Ateliers de l’attention : un enfant qui bouge apprend mieux !

Objectifs de la formation

Augmenter la disponibilité et la curiosité des enfants pour les apprentissages et les aider à acquérir une meilleure posture d’élève par le biais d’approches et d’outils éducatifs en lien avec le mouvement.

Le mouvement joue un rôle majeur dans l’intégration sensorimotrice. Celle-ci est nécessaire au bon développement des capacités cognitives, en particulier attentionnelles, de l’enfant, et facilite également l’intégration des émotions. Parce qu’il permet la construction du système nerveux, le développement sensorimoteur oeuvre également aux fondations des apprentissages scolaires.

Basée sur l’idée de « l’apprentissage en mouvement », la formation aura donc pour but d’apporter aux participants des outils concrets issus de méthodes d’intégrations des réflexes primaires, ainsi que du Brain Gym et du Mindfulness adapté aux enfants.

Contenus

La formation alternera des phases théoriques et pratiques autour des thèmes suivants :

-Les stratégies sensorielles : l’importance des stimulations vestibulaires, proprioceptives et tactiles, issues des sens proches, qui participent massivement au développement des fondations du système nerveux.

Quand les bruits, la lumière ou le contact physique perturbent l’attention de l’élève, cela signifie que son système sensoriel n’est pas à maturité et que de ce fait, l’élève se trouve dans la situation de devoir traiter une trop grande quantité d’informations sensorielles à la fois. Son attention, la gestion de ses émotions, sa mémoire et ses ressources cognitives en sont affectées.

Les réflexes primaires mal ou non-intégrés peuvent entre autres induire beaucoup de mouvements involontaires, amenant l’élève à bouger tout le temps, et l’empêchant, par exemple, être assis à son pupitre calmement.

- L’attention, la concentration, la mémoire : elles sont activées en grande partie par le système vestibulaire, qui contrôle aussi bien ces fonctions cognitives que nos capacités motrices.

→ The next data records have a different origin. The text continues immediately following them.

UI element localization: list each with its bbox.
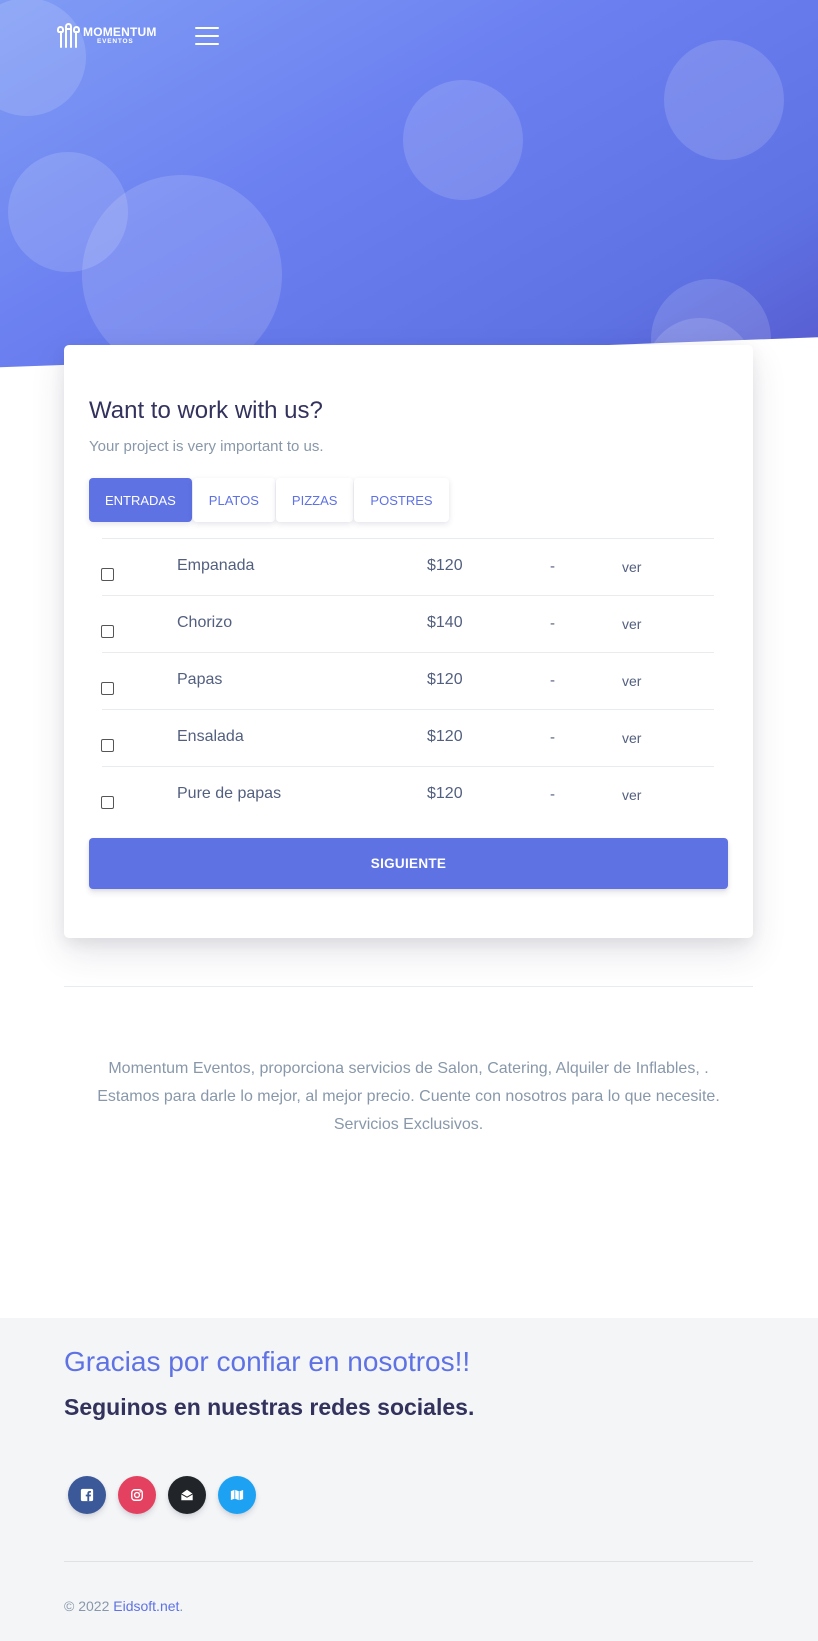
about-line: Momentum Eventos, proporciona servicios … (108, 1060, 709, 1077)
tab-platos[interactable]: PLATOS (192, 478, 275, 522)
decor-bubble (403, 80, 523, 200)
item-view-link[interactable]: ver (622, 730, 641, 746)
footer-thanks-heading: Gracias por confiar en nosotros!! (64, 1346, 471, 1377)
navbar: MOMENTUM EVENTOS (57, 23, 219, 48)
copyright: © 2022 Eidsoft.net. (64, 1598, 183, 1614)
item-checkbox[interactable] (101, 682, 114, 695)
item-view-link[interactable]: ver (622, 787, 641, 803)
table-row: Empanada $120 - ver (101, 538, 714, 595)
social-links (68, 1476, 268, 1514)
tab-postres[interactable]: POSTRES (354, 478, 449, 522)
instagram-icon (131, 1489, 143, 1501)
menu-card: Want to work with us? Your project is ve… (64, 345, 753, 938)
item-dash: - (550, 729, 555, 746)
envelope-open-icon (181, 1489, 193, 1501)
tab-pizzas[interactable]: PIZZAS (275, 478, 354, 522)
item-price: $120 (427, 785, 463, 802)
item-price: $120 (427, 557, 463, 574)
map-icon (230, 1489, 244, 1501)
item-dash: - (550, 672, 555, 689)
item-checkbox[interactable] (101, 625, 114, 638)
items-table: Empanada $120 - ver Chorizo $140 - ver P… (101, 538, 714, 823)
table-row: Ensalada $120 - ver (101, 709, 714, 766)
item-checkbox[interactable] (101, 568, 114, 581)
copyright-prefix: © 2022 (64, 1598, 114, 1614)
section-divider (64, 986, 753, 987)
card-title: Want to work with us? (89, 397, 323, 424)
table-row: Papas $120 - ver (101, 652, 714, 709)
footer: Gracias por confiar en nosotros!! Seguin… (0, 1318, 818, 1641)
table-row: Pure de papas $120 - ver (101, 766, 714, 823)
card-subtitle: Your project is very important to us. (89, 438, 324, 455)
item-dash: - (550, 615, 555, 632)
item-dash: - (550, 786, 555, 803)
item-view-link[interactable]: ver (622, 559, 641, 575)
email-button[interactable] (168, 1476, 206, 1514)
item-name: Ensalada (177, 728, 244, 745)
logo-icon (57, 23, 80, 48)
item-name: Pure de papas (177, 785, 282, 802)
tab-entradas[interactable]: ENTRADAS (89, 478, 192, 522)
item-price: $120 (427, 671, 463, 688)
instagram-button[interactable] (118, 1476, 156, 1514)
siguiente-button[interactable]: SIGUIENTE (89, 838, 728, 889)
item-checkbox[interactable] (101, 739, 114, 752)
about-line: Servicios Exclusivos. (333, 1116, 484, 1133)
item-view-link[interactable]: ver (622, 616, 641, 632)
copyright-suffix: . (179, 1598, 184, 1614)
item-name: Papas (177, 671, 223, 688)
brand-sub: EVENTOS (97, 38, 134, 46)
about-line: Estamos para darle lo mejor, al mejor pr… (97, 1088, 720, 1105)
hamburger-menu-icon[interactable] (194, 27, 219, 45)
brand-logo[interactable]: MOMENTUM EVENTOS (57, 23, 157, 48)
item-price: $120 (427, 728, 463, 745)
item-price: $140 (427, 614, 463, 631)
item-name: Chorizo (177, 614, 233, 631)
item-checkbox[interactable] (101, 796, 114, 809)
about-text: Momentum Eventos, proporciona servicios … (64, 1055, 753, 1139)
item-name: Empanada (177, 557, 255, 574)
footer-divider (64, 1561, 753, 1562)
facebook-icon (80, 1488, 94, 1502)
decor-bubble (0, 0, 86, 116)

Nous verrons, par exemple, que le contrôle de l’équilibre offre non seulement la stabilité physique pour se mouvoir dans l’espace, mais des points de référence indispensables aux opérations cognitives. Améliorer le sens de l’équilibre peut ainsi avoir un impact positif sur la lecture, par exemple, où des problèmes d’orientation des symboles tels que l’inversion b-d sont fréquemment observés. Il en va de même pour les opérations mentales nécessaires aux mathématiques (orientation, espace, visualisation...).

- Le mouvement : il est au centre du développement du système nerveux. Ce sont tout d’abord les mouvements réflexes, issus du programme génétique, qui offrent les stimulations nécessaires à la construction des fondations de tous les apprentissages moteurs et cognitifs, ainsi qu’à la maturation du système nerveux.

Nous verrons comment identifier les principaux réflexes liés aux difficultés scolaires, et quels sont les à pratiquer en classe permettant leur intégration.

- Coordination, équilibre et proprioception: ce sont les axes principaux suivant lesquels nous aborderons les mouvements en lien avec la vie scolaire. Plus l’équilibre et la posture sont développés, plus on a de la stabilité pour les apprentissages, car ceci reflète la maturité du système nerveux.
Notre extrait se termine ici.